Y siguió con igual frenesí que al empezar. Decididamente - pensé - está medio trompa. Me estaba dando un placer tremendo y completamente nuevo para mí. Tuve que frenar el coche en un entrador de tierra mientras el semen hervía dispuesto a salir disparado. Cuando lo sintió palpitar se detuvo, sosteniéndolo por la raíz. El primer borbotón fue tan abundante que de nuevo sentí que tenía arcadas, pero se lo tragó sin mayores dificultades, igual que los cinco o seis borbotones siguientes. Cuando, al final, aspiró con fuerza e hizo deslizar las últimas gotas que quedaban, creí que se me diluían los huesos. Era lo mismo que yo le hacía a ella, lo que no imaginaba era que producía un placer mucho más intenso aún que la eyaculación. Se levantó para besarme inmediatamente metiéndome la lengua en la boca con las últimas gotas de mi semen. Luego se apartó sonriendo para preguntarme mimosa:

--¿Verdad que es más fuerte que el mío, amorcito?

--¿Cómo lo sabes? - pregunté a mi vez, conteniendo las ganas de lanzar un escupitajo por la ventanilla.

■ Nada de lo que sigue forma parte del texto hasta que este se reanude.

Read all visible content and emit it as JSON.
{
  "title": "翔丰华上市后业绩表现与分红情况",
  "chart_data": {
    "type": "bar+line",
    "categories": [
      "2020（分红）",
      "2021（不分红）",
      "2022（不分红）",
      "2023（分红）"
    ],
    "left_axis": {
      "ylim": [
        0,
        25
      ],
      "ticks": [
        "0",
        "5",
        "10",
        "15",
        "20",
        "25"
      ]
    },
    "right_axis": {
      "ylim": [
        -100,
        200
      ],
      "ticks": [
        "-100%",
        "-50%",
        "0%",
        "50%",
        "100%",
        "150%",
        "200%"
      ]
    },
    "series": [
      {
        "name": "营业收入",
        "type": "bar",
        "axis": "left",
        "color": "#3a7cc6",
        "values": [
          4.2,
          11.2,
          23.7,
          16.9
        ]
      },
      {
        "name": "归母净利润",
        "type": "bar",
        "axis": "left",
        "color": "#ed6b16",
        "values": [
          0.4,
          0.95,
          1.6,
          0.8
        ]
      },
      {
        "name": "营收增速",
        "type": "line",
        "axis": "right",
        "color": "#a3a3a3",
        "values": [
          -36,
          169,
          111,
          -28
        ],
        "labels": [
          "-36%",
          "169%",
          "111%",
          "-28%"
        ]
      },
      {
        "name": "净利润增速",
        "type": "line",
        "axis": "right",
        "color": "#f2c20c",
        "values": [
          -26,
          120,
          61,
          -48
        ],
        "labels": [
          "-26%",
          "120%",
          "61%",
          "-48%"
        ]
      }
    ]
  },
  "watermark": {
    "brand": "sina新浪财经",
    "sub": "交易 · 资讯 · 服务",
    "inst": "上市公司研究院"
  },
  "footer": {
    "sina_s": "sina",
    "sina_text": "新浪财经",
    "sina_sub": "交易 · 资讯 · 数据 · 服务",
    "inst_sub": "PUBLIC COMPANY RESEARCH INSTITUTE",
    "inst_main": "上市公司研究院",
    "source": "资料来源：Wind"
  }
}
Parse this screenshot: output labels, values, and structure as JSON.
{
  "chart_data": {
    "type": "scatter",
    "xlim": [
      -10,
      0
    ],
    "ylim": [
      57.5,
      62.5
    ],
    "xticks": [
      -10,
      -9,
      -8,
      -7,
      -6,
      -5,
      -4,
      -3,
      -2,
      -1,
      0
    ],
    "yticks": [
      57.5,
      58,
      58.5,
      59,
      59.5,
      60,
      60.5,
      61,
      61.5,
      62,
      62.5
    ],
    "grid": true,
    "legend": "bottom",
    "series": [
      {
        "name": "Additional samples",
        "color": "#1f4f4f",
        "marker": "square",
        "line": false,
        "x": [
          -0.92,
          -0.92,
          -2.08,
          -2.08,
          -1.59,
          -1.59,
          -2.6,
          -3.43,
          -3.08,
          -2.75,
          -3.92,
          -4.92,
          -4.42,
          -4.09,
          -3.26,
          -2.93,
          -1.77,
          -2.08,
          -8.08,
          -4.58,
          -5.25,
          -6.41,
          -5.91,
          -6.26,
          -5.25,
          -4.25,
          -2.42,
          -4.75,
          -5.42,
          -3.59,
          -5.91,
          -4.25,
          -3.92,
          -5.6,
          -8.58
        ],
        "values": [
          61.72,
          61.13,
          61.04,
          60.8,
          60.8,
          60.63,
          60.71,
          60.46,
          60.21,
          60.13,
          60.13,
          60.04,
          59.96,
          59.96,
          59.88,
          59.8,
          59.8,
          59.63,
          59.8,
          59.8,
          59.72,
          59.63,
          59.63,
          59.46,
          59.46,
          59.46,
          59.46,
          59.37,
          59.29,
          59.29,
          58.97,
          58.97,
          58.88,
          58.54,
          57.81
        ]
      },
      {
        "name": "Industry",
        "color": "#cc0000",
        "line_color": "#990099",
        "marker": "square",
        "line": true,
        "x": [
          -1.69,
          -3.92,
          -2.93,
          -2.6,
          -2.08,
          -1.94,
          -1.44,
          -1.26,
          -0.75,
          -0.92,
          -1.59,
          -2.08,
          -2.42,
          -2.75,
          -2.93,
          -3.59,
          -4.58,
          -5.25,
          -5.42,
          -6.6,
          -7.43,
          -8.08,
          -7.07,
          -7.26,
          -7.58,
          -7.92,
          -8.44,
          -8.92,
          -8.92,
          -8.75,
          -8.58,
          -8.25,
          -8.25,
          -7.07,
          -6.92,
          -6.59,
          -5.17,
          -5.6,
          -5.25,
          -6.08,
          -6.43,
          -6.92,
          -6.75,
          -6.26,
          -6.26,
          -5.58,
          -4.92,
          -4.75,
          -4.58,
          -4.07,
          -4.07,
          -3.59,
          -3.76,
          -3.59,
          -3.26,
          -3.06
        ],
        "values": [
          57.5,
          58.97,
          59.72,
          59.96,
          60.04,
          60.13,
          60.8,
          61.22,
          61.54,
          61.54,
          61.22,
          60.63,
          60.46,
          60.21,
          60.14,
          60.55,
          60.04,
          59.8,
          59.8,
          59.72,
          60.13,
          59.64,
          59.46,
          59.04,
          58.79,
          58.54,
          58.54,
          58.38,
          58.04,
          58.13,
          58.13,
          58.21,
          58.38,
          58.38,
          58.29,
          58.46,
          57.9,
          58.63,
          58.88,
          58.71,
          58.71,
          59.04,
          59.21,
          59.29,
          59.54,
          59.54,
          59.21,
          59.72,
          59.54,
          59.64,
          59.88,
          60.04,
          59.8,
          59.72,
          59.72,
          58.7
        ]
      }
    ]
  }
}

-- Porque tú me lo pones a mí inmediatamente después de hacerme gozar. ¿Te gusta? -- preguntó con una carita de niña inocente que me hizo sonreír. Ni siquiera fui capaz de darme cuenta de lo que aquellas palabras suyas significaban hasta mucho tiempo después.

-- Todo lo tuyo me gusta, ¿y a ti, te gusta? - pregunté a mi vez

-- Lo mismo que a ti, cariño - contestó, apartando su mirada con aquella languidez que me hechizaba y me volvía loco.

No pude contener las ganas de besarla y la atraje hacia mí violentamente, aplastándole sus labios con los míos y hundiendo mi lengua en su boca, chupando la suya donde aún perduraba el fuerte sabor. Sus ojos, tan cerca, me miraban intensamente. Su lengua tardó varios segundos en responder a mi caricia.

Volvimos despacio a Santiago con mi mano acariciando sus preciosos muslos de seda y su sexo hirviente, pero ella no participó de mi entusiasmo. Quiso bajarse antes de entrar en la ciudad.

Cerré el coche y subí al piso, totalmente silencioso. Eran las cinco y media cuando me tumbé en el sofá para fumarme un cigarrillo mirando la televisión. Tardó media hora en llegar para anunciarme que se iba a la Catedral. y sin salir de mi asombro me informó de que deseaba confesarse de sus pecados y comulgar para estar en gracia de Dios por lo mucho que yo la hacia pecar. Rezaría por los dos, pues los dos pecábamos con nuestro amor prohibido, aunque lo mejor, según ella, era que también yo fuera a confesarme y a comulgar. Decliné la invitación e incluso discutí lo procedente de tal determinación, podía ir al día siguiente pues aquella noche volveríamos a pecar con lo cual, confesándose al día siguiente, mataría dos pájaros con un solo tiro. No, ella iba a comulgar todos los domingos por la tarde y si no la veían en la iglesia, su confesor y todos sus conocidos se extrañarían. No pudiendo convencerla de su determinación me dispuse a esperarla mirando una película de vídeo de Paúl Newman: "Hombre", que no había visto y que Mabel tenía entre otras varias en el mueble del televisor.